In October, the Federal Reserve started the unwinding of its massive balance sheet. According to the addendum to the Policy Normalization Principles and Plans revealed in June 2017, Fed officials wanted to reduce the size of its security portfolio by $10 billion in October ($6 billion in Treasuries and $4 billion in the mortgage-backed assets). Let’s analyze whether this is really what happened, how the so-called quantitative tightening has influenced the financial markets so far, and what the Fed’s normalization would mean for the gold market.

As for the first question, data shows that the U.S. central bank actually failed to reduce its balance sheet by $10 billion. Instead, the Fed’s balance sheet on September 27 amounted to $4,455,661 million, while on November 1 it was $4,455,887, as the chart below shows. So the U.S. central bank’s assets actually slightly increased on October!
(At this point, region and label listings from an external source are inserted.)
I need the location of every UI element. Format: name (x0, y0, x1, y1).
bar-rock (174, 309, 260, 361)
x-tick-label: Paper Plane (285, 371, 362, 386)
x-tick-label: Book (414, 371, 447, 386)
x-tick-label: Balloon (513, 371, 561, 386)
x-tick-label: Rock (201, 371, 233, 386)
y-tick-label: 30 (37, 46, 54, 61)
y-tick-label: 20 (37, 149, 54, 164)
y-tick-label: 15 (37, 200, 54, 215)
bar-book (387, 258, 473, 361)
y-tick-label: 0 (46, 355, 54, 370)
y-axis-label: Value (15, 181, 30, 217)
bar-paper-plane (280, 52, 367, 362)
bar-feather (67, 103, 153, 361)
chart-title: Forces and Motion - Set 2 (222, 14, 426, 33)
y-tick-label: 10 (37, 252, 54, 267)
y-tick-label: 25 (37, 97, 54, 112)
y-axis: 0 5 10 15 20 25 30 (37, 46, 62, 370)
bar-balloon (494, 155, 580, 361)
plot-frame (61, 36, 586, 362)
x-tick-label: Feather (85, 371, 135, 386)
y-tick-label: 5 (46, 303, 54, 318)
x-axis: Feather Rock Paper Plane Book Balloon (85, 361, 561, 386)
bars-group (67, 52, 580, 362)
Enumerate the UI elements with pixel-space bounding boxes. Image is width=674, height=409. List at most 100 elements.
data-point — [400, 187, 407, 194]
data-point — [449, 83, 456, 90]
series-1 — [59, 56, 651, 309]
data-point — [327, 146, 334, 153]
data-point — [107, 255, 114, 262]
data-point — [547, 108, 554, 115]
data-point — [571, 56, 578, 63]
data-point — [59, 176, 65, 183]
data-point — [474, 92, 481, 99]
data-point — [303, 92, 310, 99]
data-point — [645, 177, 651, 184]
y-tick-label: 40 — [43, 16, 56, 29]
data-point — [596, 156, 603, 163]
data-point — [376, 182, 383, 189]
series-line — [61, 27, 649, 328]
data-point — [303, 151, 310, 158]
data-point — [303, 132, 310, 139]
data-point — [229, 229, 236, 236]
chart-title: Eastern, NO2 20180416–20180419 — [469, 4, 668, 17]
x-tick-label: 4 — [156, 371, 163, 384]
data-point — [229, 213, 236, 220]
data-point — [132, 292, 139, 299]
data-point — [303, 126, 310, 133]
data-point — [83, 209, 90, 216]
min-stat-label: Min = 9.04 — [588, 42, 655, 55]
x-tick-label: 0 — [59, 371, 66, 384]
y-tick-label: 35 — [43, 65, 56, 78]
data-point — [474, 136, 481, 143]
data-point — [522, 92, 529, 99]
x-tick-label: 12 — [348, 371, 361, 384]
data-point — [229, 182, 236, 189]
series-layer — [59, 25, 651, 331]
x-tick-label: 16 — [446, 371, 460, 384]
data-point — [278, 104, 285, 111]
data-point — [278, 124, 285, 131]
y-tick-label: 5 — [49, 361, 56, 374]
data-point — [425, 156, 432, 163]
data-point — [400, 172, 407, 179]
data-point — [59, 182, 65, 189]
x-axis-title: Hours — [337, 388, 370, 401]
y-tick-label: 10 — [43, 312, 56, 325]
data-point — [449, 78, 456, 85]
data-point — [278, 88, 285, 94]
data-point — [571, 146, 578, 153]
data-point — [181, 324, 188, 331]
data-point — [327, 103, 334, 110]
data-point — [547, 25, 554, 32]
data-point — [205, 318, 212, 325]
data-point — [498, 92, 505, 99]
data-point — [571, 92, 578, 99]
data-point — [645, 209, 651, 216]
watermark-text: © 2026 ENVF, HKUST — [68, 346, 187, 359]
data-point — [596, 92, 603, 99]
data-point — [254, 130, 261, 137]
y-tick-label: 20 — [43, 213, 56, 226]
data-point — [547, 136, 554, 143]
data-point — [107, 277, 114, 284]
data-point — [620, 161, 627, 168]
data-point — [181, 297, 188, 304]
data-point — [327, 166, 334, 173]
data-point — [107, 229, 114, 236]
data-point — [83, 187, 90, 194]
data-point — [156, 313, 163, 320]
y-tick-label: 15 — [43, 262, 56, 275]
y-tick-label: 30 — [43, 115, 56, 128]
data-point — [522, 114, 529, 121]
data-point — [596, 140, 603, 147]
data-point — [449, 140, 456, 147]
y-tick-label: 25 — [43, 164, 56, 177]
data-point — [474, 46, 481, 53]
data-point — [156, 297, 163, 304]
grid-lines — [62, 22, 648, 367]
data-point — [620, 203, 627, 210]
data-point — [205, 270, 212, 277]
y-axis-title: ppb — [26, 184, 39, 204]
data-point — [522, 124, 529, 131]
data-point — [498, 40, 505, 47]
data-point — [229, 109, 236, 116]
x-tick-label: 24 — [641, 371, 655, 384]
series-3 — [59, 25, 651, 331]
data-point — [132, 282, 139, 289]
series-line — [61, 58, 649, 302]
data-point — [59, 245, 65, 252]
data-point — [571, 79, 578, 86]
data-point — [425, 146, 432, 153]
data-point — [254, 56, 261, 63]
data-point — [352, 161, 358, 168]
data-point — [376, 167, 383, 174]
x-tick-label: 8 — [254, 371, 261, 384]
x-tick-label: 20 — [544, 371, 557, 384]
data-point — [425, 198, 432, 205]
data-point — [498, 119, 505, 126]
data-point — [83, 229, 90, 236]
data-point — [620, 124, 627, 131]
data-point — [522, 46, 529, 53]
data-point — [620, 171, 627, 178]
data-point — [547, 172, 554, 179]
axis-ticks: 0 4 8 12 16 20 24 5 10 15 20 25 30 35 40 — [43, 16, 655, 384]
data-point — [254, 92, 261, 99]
Chart 1: Fed’s balance sheet from January to November 2017.

 

When it comes to the second question, the financial markets did not react significantly in response to the quantitative tightening, just as we predicted in the May edition of the gold market. Actually, the U.S. stock market calmly set more records in October, shrugging off the Fed’s historical move.

Why was that? As we have pointed out several times, there are a few important reasons. First, the unwinding of the Fed’s balance sheet was well telegraphed in advance and thus widely expected by the markets. Second, the pace of tightening will be gradual. Third, the U.S. central bank will not reduce its balance sheet to the pre-crisis level.

However, there is another thing we already mentioned at the beginning. The data shows that the Fed started to reduce the size of its securities portfolio, but simultaneously it also began to cut the size of its reverse repurchase agreements (the Fed’s sales of securities with an agreement to repurchase them later). The former reduces the liquidity in the banking system, while the latter increased it. Indeed, the so-called excess reserves in the U.S. banking system rose by almost $140 billion between September 27 and November 8. It implies that the Fed wants to unwind its balance sheet in such a manner that will not add pressure on bank reserves.